Recessions as Coordination Failure Some new Keynesian economists suggest that recessions result from a failure of coordination. Coordination problems can arise in the setting of wages and prices because those who set them must anticipate the actions of other wage and price setters. The Staggering of Wages and Prices Not everyone in the economy sets new wages and prices at the same time. Instead, the adjustment of wages and prices throughout the economy is staggered. Staggering slows the process of coordination and price adjustment. Staggering makes the overall level of wages and prices adjust gradually, even when individual wages and prices change a lot.
MEASURES TO CONTROL BUSINESS CYCLES • There are 3 major techniques available : monetary policy, fiscal policy and incomes policy. • Monetary policy involves controlling the money supply and interest rates. These determine the availability and costs of loans to businesses. Tightening the money supply theoretically helps to counteract inflation; loosening the supply helps recovery from a recession.
Contd…. • Fiscal measures include increased taxation of the wealthy. • Income policy seeks to hold wages and prices down to a level that reflects productivity growth. • Monetary and Fiscal policy acts as a measure to reduce the impact of business cycles. These are pursued by the state to combat the inflationary and deflationary tendencies in the economy.

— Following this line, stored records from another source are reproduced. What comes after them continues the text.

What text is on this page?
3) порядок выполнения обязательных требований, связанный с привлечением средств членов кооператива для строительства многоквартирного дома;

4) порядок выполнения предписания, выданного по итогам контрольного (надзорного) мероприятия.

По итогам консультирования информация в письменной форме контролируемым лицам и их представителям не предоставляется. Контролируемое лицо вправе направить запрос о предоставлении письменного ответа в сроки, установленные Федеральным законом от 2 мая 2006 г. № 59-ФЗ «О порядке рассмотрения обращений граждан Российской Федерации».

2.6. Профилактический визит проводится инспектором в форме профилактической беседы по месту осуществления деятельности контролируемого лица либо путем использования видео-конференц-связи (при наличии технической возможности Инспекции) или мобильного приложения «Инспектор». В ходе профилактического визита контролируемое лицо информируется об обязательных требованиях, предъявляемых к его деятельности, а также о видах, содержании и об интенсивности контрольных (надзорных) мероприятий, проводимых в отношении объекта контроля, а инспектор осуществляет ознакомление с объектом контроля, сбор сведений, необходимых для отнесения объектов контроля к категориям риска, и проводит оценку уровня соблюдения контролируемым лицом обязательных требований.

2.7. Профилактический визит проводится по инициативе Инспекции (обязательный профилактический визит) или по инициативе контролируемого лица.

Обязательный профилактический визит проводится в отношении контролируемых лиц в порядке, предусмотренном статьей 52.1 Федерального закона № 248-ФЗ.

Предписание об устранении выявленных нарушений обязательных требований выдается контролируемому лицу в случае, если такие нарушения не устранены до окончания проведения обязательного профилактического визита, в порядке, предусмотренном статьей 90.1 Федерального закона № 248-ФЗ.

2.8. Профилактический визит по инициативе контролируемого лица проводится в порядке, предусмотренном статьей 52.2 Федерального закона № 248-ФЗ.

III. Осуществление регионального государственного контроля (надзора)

Monetary Policy • It refers to the credit control measures adopted by the central bank of an economy. These are of two kinds Quantitative or general controls and Qualitative or selective controls.
Qualitative includes bank rate variations, open market operations and varying reserve ratios. They aim at regulating the overall level of credit in the economy through the commercial banks. • Reduction of money supply in the economy results in reduction of price level in the economy.
Selective credit controls are used to encourage or discourage specific types of credit for particular purpose. In order to check the speculative activity in the economy the central bank changes the margin requirements to be charged by the commercial banks on these activities.
Fiscal Policy • It refers to the deliberate changing of taxes and government spending for the purpose of keeping the actual GNP close to the potential full employment GNP. If the potential GNP exceeds it causes inflation and if actual GNP is lower it causes recessionary conditions.
When inflation is due to excess purchasing power in relation to the amount of goods and services available, the basic remedy for controlling inflationary conditions is to drain any excess purchasing power. In such a case, fiscal policy should aim at taking rupees out of the income-expenditure steam.
There are 2 ways of doing it : 1)To restrain or reduce government spending and create surplus budget where tax revenue exceed government expenditure. The reduction in government expenditure would reduce aggregate demand in the public sector and its spillover effect would dampen aggregate demand.
2)To increase taxes on business and consumers without increasing government expenditure. These approaches can be used simultaneously.